Reads were processed using the Cell Ranger 2.1.0 pipeline with the default and recommended parameters. FASTQs generated from Illumina sequencing output were aligned to the mouse genome, version GRCm38, using the STAR algorithm. Next, gene-barcode matrices were generated for each individual sample by counting UMIs and filtering non-cell-associated barcodes. Finally, we generated a gene-barcode matrix containing the barcoded cells and gene expression counts. This output was then imported into the Seurat (v2.3.0) R toolkit for quality control and downstream analysis of our single-cell RNA-seq data. All functions were run with default parameters unless specified otherwise. We excluded cells with fewer than 200 or more than 6000 detected genes (where each gene had to have at least one UMI aligned in at least three cells). The expression of mitochondrial genes was calculated using the PercentageFeatureSet function of the Seurat package. To remove low-activity cells, cells with more than 10% expression of mitochondrial genes were excluded. The normalized data (normalizeData function in the Seurat package) were used to extract a subset of variable genes. Variable genes were identified while controlling for the strong relationship between variability and average expression. Next, we integrated data from different samples after identifying ‘anchors’ between datasets using FindIntegrationAnchors and IntegrateData in the seurat package. Then, we performed principal component analysis (PCA) and reduced the data to the top 30 PCA components after scaling the data. We visualized the clusters on a 2D map produced with t-distributed stochastic neighbour embedding (t-SNE).

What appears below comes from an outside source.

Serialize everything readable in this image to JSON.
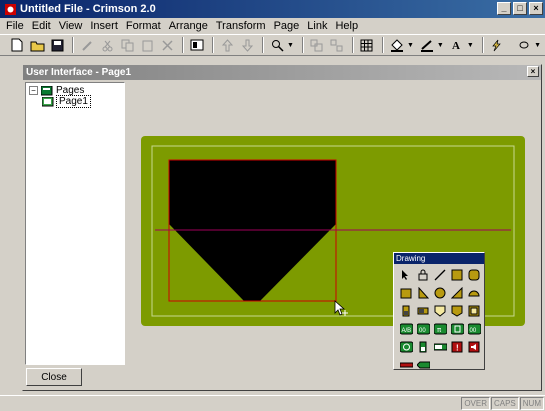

Cells were clustered using graph-based clustering of the PCA reduced data with the Louvain method after computing a shared nearest neighbour graph. For subclustering, we applied the same procedure of scaling, dimensionality reduction, and clustering to the specific set of data (usually restricted to one type of cell). For each cluster, we used the Wilcoxon rank-sum test to find significant DEGs between the remaining clusters. SingleR and known marker genes were used to identify cell types.
Tissue samples from humans and mice were processed into paraffin sections and then subjected to mIHC. For mouse tissue, we utilized a multiplex fluorescence staining kit (abs50028, Absin). The experimental equipment, primary reagents and antibodies used can be found in Extended Data mIHC.